What Are Exponents?

An exponent is a shorthand notation for repeated multiplication. Instead of writing 2 × 2 × 2, you can write 2³ - which means "multiply 2 by itself 3 times."

Every expression with an exponent has two parts:

Base - the number being multiplied (e.g., the 2 in 2³)
Exponent - the small raised number that tells how many times (e.g., the 3 in 2³)

2³ = 2 × 2 × 2 = 8

Exponents are formally introduced in 5th grade in connection with place value and powers of 10.

Reading Exponents

3²: "3 to the second power" or "3 squared" - 3 × 3 - 9

4³: "4 to the third power" or "4 cubed" - 4 × 4 × 4 - 64

5⁴: "5 to the fourth power" - 5 × 5 × 5 × 5 - 625

10²: "10 squared" or "10 to the second power" - 10 × 10 - 100

Powers of 10

The powers of 10 are especially important in 5th grade because they connect exponents to place value:

10¹: 10 - 10

10²: 10 × 10 - 100

10³: 10 × 10 × 10 - 1,000

10⁴: 10 × 10 × 10 × 10 - 10,000

Pattern: Each time the exponent increases by 1, the value is multiplied by 10 - one more zero is added.

Multiplying by a power of 10 shifts digits to the left in place value.
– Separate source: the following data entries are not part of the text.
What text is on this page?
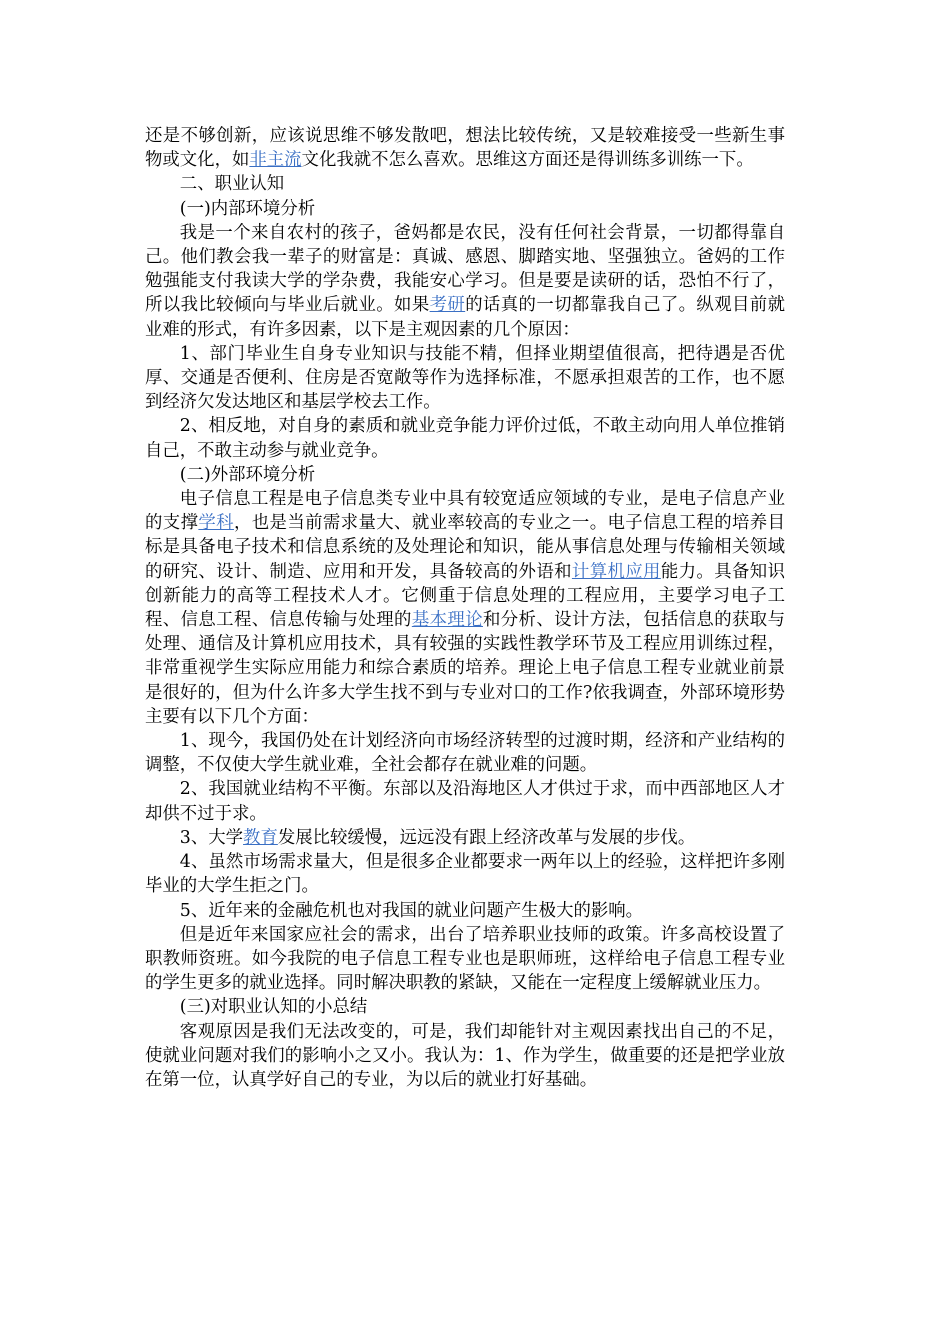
还是不够创新，应该说思维不够发散吧，想法比较传统，又是较难接受一些新生事物或文化，如非主流文化我就不怎么喜欢。思维这方面还是得训练多训练一下。

二、职业认知

(一)内部环境分析

我是一个来自农村的孩子，爸妈都是农民，没有任何社会背景，一切都得靠自己。他们教会我一辈子的财富是：真诚、感恩、脚踏实地、坚强独立。爸妈的工作勉强能支付我读大学的学杂费，我能安心学习。但是要是读研的话，恐怕不行了，所以我比较倾向与毕业后就业。如果考研的话真的一切都靠我自己了。纵观目前就业难的形式，有许多因素，以下是主观因素的几个原因：

1、部门毕业生自身专业知识与技能不精，但择业期望值很高，把待遇是否优厚、交通是否便利、住房是否宽敞等作为选择标准，不愿承担艰苦的工作，也不愿到经济欠发达地区和基层学校去工作。

2、相反地，对自身的素质和就业竞争能力评价过低，不敢主动向用人单位推销自己，不敢主动参与就业竞争。

(二)外部环境分析

电子信息工程是电子信息类专业中具有较宽适应领域的专业，是电子信息产业的支撑学科，也是当前需求量大、就业率较高的专业之一。电子信息工程的培养目标是具备电子技术和信息系统的及处理论和知识，能从事信息处理与传输相关领域的研究、设计、制造、应用和开发，具备较高的外语和计算机应用能力。具备知识创新能力的高等工程技术人才。它侧重于信息处理的工程应用，主要学习电子工程、信息工程、信息传输与处理的基本理论和分析、设计方法，包括信息的获取与处理、通信及计算机应用技术，具有较强的实践性教学环节及工程应用训练过程，非常重视学生实际应用能力和综合素质的培养。理论上电子信息工程专业就业前景是很好的，但为什么许多大学生找不到与专业对口的工作?依我调查，外部环境形势主要有以下几个方面：

1、现今，我国仍处在计划经济向市场经济转型的过渡时期，经济和产业结构的调整，不仅使大学生就业难，全社会都存在就业难的问题。

2、我国就业结构不平衡。东部以及沿海地区人才供过于求，而中西部地区人才却供不过于求。

3、大学教育发展比较缓慢，远远没有跟上经济改革与发展的步伐。

4、虽然市场需求量大，但是很多企业都要求一两年以上的经验，这样把许多刚毕业的大学生拒之门。

5、近年来的金融危机也对我国的就业问题产生极大的影响。

但是近年来国家应社会的需求，出台了培养职业技师的政策。许多高校设置了职教师资班。如今我院的电子信息工程专业也是职师班，这样给电子信息工程专业的学生更多的就业选择。同时解决职教的紧缺，又能在一定程度上缓解就业压力。

(三)对职业认知的小总结

客观原因是我们无法改变的，可是，我们却能针对主观因素找出自己的不足，使就业问题对我们的影响小之又小。我认为：1、作为学生，做重要的还是把学业放在第一位，认真学好自己的专业，为以后的就业打好基础。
Dividing by a power of 10 shifts digits to the right (moves the decimal point).

Square Numbers and Cube Numbers

Square numbers use an exponent of 2: 1, 4, 9, 16, 25, 36, 49, 64, 81, 100. They form perfect square arrays.
Cube numbers use an exponent of 3: 1, 8, 27, 64, 125. They form perfect cube shapes.

These terms come up frequently in math discussions and competitions.

What Exponents Are Not

A common misconception: students multiply the base times the exponent instead of using repeated multiplication.

Incorrect: 3² = 3 × 2 = 6 Correct: 3² = 3 × 3 = 9

Emphasize that the exponent is not a multiplication partner - it is an instruction for how many times to use the base.

Evaluating Expressions with Exponents

When evaluating an expression like 4 + 2³:

Evaluate the exponent first: 2³ = 8
Then add: 4 + 8 = 12

This connects to order of operations (PEMDAS/GEMDAS), where exponents are evaluated before multiplication, division, addition, or subtraction.

Practice Activities

Have students expand exponent expressions into repeated multiplication (e.g., 6³ → 6 × 6 × 6) before calculating.
Create a "Powers of 10" chart together, identifying the pattern of zeros.
Give students a set of base/exponent cards and ask them to match expressions to their values.
Play "Exponent War": each student flips two cards (base and exponent) and the higher value wins the round.
Use grid paper to draw square arrays for perfect squares (2², 3², 4², 5²) to make the "squared" vocabulary concrete.

Frequently Asked Questions

What does it mean when a number has an exponent of zero?

Any number (except 0) raised to the power of zero equals 1. For example, 5⁰ = 1 and 100⁰ = 1. This rule is introduced informally in 5th grade when exploring patterns in powers of 10.

What are square numbers?

A square number is the result of multiplying a whole number by itself - using an exponent of 2. For example, 4² = 4 × 4 = 16, so 16 is a perfect square. Square numbers are named after the fact that they can be arranged into a square array.

How do powers of 10 connect to place value?

Each place in our number system is 10 times greater than the one to its right. This can be expressed with exponents: 10¹ = 10 (tens place), 10² = 100 (hundreds place), 10³ = 1,000 (thousands place). Understanding this pattern helps students multiply and divide by powers of 10 by shifting digits left or right.